When i saw the 8 bay Drobo, i was excited.... until i saw the $1800 price tag. 8 Drives under raid 6 with battery backup... it really did make me think, but it uses it's own custom raid type solution for storage, which seems to work well, but it's designed as a Desktop Area Storage, rather than a Network device (but it can be used on a network), so its throughput suffers. But for this, 6 bays is good enough, 8TB in Raid 6 (6 x 2TB drives minus 2 drives for RAID 6, if supported), all strapped onto a gigabit network (dual gigabit would be nice), i'm guessing $1200-$1400 with partial populated drive bays (4TB maybe), but i would like to be wrong and have it for less.
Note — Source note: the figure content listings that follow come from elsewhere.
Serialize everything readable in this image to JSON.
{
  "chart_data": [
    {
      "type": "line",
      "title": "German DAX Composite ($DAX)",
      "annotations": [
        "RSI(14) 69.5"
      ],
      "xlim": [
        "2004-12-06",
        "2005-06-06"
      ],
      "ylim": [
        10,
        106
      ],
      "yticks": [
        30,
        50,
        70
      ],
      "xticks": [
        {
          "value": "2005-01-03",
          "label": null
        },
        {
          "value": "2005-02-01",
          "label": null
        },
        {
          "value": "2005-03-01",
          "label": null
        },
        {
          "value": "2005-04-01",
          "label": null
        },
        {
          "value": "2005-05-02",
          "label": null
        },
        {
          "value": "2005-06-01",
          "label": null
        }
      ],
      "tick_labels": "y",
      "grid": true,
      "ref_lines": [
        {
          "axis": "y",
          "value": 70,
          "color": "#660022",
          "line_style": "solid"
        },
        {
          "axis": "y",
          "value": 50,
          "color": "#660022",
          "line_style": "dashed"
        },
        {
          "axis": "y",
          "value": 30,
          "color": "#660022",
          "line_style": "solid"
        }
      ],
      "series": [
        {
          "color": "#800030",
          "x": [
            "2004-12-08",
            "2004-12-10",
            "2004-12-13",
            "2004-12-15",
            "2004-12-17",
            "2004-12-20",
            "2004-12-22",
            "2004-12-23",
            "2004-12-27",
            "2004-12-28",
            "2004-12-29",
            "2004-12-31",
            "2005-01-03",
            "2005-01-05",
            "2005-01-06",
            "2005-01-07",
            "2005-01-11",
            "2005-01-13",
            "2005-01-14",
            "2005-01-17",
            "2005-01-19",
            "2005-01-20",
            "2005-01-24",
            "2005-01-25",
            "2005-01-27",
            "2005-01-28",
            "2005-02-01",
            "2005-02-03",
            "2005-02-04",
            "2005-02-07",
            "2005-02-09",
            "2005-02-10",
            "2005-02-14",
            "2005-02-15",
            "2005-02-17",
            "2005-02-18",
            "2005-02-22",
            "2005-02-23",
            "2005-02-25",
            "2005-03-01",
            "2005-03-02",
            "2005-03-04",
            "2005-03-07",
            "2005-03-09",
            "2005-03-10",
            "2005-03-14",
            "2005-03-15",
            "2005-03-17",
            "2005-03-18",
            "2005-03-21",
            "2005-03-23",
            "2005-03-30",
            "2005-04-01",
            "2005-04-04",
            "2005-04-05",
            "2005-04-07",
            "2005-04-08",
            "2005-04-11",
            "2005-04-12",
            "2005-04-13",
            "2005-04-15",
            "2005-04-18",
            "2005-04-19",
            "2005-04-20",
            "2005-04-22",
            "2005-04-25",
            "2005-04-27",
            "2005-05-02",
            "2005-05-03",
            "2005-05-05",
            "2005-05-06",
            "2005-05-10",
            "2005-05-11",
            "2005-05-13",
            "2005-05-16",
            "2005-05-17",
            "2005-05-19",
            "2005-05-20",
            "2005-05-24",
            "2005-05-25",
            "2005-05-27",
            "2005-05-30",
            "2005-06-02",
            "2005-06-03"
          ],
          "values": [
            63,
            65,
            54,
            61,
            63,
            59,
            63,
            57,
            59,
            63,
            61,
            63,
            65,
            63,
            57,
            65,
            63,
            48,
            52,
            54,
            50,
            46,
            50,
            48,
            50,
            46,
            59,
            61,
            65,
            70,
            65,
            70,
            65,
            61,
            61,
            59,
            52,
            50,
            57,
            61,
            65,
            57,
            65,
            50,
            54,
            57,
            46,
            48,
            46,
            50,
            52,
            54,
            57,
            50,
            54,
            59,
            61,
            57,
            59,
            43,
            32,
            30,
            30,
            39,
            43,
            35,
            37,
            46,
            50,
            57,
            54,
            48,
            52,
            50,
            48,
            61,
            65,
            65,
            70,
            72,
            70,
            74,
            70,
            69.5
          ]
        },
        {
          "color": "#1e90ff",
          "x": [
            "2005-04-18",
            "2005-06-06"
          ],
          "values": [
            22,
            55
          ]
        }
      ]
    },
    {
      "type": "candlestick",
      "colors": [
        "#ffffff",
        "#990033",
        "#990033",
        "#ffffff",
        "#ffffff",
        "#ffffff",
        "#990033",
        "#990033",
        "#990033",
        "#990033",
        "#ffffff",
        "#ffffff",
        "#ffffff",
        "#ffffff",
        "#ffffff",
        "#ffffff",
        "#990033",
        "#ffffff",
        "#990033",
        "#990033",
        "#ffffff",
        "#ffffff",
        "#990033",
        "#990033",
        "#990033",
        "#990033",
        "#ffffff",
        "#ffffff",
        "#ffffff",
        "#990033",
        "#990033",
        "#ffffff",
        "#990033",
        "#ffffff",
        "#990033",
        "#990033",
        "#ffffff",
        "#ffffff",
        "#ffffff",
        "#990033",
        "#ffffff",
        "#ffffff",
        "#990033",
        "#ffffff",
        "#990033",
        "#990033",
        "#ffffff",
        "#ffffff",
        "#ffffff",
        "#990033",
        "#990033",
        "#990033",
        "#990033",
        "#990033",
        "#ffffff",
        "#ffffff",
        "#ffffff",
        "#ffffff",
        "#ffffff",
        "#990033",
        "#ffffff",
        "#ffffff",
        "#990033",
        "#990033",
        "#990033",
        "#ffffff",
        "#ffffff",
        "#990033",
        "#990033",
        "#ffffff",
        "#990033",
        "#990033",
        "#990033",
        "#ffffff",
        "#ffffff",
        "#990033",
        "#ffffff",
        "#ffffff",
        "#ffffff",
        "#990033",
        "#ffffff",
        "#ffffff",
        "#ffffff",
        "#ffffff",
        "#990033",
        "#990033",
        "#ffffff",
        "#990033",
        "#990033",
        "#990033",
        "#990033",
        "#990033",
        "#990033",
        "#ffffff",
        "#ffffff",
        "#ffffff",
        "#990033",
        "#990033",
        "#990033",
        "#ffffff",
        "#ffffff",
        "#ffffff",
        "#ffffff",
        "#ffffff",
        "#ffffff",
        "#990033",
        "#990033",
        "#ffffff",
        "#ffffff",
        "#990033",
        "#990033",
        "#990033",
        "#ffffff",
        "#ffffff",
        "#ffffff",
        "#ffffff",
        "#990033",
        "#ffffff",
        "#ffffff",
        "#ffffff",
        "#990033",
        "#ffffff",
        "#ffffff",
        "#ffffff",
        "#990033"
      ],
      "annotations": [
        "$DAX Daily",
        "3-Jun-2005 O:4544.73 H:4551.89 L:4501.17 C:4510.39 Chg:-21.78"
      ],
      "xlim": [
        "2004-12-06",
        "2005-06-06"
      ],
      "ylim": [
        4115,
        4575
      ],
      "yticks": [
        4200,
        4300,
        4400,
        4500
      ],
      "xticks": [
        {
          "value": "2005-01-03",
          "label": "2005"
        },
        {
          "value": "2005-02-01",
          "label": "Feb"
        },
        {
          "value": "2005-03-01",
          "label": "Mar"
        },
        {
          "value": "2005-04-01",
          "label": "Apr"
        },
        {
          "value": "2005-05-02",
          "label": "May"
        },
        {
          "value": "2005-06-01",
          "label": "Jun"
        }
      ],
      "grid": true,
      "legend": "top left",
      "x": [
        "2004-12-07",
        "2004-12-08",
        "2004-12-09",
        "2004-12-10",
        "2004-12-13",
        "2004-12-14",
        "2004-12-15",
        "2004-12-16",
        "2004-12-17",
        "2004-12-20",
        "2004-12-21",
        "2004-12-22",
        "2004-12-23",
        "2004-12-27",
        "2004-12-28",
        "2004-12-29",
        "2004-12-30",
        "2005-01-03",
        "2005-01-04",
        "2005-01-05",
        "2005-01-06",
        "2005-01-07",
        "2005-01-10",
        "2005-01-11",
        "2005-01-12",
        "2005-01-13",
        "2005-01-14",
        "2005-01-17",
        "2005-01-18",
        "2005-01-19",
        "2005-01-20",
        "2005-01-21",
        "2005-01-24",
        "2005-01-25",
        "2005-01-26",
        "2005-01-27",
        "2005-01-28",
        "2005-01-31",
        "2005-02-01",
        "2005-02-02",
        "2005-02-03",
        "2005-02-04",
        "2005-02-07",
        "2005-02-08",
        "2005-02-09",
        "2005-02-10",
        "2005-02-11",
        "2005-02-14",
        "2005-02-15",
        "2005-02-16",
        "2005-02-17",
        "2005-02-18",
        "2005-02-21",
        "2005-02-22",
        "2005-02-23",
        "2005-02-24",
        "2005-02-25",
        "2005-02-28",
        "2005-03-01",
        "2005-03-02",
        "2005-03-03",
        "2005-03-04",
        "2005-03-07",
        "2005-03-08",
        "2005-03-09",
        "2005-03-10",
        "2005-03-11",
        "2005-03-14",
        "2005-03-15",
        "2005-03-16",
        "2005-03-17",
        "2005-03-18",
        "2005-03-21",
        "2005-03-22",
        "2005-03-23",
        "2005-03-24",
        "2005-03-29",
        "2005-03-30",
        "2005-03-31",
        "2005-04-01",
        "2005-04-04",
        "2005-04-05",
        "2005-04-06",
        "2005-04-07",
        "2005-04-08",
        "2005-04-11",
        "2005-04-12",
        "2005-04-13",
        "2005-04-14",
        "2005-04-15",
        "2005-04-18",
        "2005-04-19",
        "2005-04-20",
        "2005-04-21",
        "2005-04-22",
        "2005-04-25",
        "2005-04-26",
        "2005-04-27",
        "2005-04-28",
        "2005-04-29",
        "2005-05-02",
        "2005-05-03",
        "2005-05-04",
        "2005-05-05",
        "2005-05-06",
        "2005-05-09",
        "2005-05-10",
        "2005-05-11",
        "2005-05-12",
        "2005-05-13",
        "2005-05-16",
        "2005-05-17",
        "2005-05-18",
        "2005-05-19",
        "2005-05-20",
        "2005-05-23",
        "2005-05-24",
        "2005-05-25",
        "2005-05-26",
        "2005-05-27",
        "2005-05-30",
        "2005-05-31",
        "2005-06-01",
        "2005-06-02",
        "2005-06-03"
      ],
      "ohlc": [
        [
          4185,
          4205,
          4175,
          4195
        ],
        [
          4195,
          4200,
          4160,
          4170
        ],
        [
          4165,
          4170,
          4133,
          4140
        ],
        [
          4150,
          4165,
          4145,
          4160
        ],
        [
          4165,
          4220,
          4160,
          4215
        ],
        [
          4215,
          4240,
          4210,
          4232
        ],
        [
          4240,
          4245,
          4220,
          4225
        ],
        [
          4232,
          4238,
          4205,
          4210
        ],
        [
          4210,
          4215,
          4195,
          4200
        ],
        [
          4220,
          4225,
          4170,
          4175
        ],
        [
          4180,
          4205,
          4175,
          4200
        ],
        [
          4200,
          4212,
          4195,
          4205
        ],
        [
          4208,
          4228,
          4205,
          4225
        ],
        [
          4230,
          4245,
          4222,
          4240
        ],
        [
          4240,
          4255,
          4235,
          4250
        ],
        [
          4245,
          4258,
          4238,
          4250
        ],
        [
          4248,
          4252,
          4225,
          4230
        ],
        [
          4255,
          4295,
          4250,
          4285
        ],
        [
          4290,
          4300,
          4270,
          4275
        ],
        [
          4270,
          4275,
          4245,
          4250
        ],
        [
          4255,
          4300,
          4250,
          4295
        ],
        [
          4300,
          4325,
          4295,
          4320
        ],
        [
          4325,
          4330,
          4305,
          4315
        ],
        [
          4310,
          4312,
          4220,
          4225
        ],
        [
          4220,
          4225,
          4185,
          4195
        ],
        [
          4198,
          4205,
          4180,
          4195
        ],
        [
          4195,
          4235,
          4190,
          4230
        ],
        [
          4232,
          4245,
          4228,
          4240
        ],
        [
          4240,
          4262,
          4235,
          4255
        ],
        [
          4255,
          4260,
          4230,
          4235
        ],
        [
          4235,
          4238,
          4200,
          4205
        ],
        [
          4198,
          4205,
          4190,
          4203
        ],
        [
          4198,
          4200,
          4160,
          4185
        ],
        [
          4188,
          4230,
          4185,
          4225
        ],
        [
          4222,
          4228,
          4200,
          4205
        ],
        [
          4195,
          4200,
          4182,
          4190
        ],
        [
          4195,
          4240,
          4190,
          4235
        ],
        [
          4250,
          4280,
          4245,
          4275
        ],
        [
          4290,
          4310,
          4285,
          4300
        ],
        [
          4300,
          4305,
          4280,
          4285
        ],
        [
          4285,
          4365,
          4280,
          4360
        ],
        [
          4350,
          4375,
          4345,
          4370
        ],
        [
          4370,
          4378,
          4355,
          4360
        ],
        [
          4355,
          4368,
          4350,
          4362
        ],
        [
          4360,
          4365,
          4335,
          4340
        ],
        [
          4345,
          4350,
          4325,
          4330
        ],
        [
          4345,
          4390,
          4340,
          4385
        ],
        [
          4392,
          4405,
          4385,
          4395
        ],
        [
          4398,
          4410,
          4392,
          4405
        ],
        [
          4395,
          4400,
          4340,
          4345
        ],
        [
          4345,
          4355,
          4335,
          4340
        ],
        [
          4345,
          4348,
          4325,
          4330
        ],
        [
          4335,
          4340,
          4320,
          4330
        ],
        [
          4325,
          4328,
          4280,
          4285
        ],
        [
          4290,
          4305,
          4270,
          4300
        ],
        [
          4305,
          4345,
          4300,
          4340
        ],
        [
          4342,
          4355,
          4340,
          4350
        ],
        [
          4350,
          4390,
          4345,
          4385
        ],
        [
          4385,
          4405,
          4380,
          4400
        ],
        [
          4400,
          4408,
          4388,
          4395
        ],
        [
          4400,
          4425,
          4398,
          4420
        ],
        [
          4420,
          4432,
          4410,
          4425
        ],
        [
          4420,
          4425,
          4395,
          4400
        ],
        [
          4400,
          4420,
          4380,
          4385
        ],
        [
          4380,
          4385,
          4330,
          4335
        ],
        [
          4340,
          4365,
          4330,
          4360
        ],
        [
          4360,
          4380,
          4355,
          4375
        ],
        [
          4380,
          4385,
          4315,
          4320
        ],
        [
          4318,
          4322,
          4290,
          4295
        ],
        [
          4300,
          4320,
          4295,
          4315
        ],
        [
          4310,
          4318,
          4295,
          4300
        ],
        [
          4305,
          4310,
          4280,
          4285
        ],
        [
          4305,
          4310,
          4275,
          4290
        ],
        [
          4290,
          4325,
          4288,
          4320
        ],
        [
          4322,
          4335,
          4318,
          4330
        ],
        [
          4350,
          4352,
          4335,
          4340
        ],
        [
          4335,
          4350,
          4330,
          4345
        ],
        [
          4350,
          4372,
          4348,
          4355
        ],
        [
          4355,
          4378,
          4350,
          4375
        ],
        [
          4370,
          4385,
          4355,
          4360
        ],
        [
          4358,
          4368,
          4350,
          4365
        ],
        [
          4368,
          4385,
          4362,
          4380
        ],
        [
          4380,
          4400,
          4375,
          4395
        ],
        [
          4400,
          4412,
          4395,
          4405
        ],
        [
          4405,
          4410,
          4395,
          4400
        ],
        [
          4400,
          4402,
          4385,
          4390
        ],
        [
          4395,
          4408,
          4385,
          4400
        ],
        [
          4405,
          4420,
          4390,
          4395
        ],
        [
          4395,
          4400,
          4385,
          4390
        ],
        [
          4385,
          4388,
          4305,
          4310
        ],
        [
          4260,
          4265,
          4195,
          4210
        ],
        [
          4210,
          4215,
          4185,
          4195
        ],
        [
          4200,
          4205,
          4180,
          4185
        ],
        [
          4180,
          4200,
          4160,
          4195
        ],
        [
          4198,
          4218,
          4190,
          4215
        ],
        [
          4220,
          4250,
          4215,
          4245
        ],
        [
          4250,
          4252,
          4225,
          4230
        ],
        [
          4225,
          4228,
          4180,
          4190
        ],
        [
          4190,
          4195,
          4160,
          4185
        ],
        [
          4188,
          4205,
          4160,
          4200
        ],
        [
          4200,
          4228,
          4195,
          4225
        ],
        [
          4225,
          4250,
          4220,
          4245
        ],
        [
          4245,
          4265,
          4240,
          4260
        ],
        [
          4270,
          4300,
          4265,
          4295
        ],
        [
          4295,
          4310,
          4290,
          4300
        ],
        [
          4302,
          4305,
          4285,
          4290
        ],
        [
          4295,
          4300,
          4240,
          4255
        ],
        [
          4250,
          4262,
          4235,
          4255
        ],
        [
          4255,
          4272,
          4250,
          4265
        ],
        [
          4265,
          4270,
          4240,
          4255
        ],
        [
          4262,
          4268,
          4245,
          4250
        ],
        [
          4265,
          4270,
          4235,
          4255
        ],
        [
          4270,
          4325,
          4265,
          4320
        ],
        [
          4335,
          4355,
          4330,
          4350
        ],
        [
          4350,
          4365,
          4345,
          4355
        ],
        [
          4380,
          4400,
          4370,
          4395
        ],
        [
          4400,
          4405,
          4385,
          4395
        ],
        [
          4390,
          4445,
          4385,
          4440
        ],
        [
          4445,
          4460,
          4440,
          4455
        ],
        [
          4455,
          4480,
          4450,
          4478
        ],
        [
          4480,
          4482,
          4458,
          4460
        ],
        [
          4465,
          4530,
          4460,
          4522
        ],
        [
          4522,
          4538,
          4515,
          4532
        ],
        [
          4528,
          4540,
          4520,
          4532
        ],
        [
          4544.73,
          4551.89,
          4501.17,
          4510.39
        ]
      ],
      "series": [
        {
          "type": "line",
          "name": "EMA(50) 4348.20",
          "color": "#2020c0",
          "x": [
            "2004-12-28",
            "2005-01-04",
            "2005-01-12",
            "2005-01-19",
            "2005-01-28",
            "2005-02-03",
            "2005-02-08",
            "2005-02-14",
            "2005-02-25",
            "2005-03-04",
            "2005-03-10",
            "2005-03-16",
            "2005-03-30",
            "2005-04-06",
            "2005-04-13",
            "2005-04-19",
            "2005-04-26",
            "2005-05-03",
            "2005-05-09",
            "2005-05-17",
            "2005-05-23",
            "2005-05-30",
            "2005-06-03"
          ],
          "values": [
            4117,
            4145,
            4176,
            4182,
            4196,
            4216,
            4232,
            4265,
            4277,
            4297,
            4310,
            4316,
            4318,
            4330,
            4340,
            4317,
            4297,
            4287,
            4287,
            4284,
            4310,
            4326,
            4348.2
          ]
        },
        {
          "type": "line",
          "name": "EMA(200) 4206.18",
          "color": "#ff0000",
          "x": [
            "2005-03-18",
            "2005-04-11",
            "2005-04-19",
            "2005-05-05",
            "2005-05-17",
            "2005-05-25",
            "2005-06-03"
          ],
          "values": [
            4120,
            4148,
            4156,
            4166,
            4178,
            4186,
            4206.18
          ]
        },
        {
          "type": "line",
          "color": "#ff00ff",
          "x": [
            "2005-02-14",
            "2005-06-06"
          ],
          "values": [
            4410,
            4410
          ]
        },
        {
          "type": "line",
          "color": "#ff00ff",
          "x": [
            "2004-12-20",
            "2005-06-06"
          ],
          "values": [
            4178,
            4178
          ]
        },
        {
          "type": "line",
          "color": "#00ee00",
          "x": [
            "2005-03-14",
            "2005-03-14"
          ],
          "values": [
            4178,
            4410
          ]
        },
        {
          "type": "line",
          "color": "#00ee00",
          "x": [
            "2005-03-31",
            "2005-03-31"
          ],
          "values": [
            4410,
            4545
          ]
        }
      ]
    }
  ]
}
I really do like the idea of NAS's in general. As the amount of storage goes up, it gets harder to keep track of it, so having a single device that you can save everything to (backed up with a second - similarly configured device), it just makes things so much easier. I have 4 hard drive, 2x500GB, 1x1TB and 1x1.5TB, and i'm storing about 2.2TB worth of data on the lot. It's now getting to the point whereby i'm forgetting where i put stuff, since as one fills up, i have to move stuff over to another drive etc, i lack hardware support for raid 5 and i'm not confident in a software RAID solution. So a multi-bay NAS is looking very enticing to me. I looked at 2 bay NAS's, then thought, i'd fill that up in no time. 4 Bay, much better, can run RAID 5, gives me a single drive redundancy, but then i'm left with 3 drives of storage, so not much better than a 2 bay. 5 Bay's are a good compromise, but then as you increase the number of drives, failure starts to become more of a problem. So 6 bays with Raid 6, giving 4 drives of storage and double redundancy.... yup, that's a lot more interesting to me.
EDIT:
And my dreams have been partially shattered.... It's not a 6 bay (should have looked at the picture more closely). It's a 4 bay + 2 eSATA connections. On the up side, it has gigabit, 1GB ram, 256-bit AES encryption and hot-swap.